Commenting on 2012, Alan Robertson, CEO of JLL MENA​, said:

“In 2012 the UAE real estate market has been a tale of two very different cities. We have seen cautious optimism returning to the Dubai market.  The recovery has however been very selective and focused on only the best quality projects, locations and developers.  While 2013 is likely to see a broader based recovery, the strongest performance will remain concentrated on those projects for which there is confirmed investment and tenant demand. The significant levels of vacancy and further new supply will limit the extent to which poorer quality projects and those in secondary locations will benefit.”

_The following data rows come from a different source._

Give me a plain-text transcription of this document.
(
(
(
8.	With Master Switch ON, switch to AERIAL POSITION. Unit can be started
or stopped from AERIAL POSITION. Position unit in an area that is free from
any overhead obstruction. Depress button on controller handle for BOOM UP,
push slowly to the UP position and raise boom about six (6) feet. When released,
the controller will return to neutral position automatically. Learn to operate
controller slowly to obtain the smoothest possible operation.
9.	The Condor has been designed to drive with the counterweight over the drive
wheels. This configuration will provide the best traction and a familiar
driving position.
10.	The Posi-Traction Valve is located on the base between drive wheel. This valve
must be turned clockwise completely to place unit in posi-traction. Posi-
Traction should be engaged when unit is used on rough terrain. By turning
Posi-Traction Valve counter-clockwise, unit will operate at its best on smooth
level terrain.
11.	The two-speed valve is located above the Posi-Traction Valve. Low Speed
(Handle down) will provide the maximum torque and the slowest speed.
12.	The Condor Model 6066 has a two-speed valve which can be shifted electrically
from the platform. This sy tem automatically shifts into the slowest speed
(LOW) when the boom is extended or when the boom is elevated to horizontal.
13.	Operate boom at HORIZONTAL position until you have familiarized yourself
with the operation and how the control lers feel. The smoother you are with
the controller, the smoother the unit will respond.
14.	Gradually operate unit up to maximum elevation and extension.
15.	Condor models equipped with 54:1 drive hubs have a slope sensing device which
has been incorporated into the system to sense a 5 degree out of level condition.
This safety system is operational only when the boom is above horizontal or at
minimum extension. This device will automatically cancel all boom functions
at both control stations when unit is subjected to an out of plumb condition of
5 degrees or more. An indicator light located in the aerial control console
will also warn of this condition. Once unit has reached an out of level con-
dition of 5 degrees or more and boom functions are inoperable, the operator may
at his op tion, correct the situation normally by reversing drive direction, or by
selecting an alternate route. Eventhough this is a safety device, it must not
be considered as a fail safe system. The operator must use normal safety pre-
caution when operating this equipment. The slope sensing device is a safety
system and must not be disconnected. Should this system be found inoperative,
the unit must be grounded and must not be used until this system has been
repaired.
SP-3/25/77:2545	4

“Abu Dhabi lags further behind in its recovery. The Government remains committed to a broad range of capital projects and infrastructure developments, but demand remains weak pending the return of major government capital spending whilst supply continues to drive the Emirate’s vacancy levels. Until we see more take-up of available space, rents will continue to suffer.  However, as with Dubai, there are examples of where good quality space that is meeting expectations, has attracted quality occupiers and where rents have stabilised.”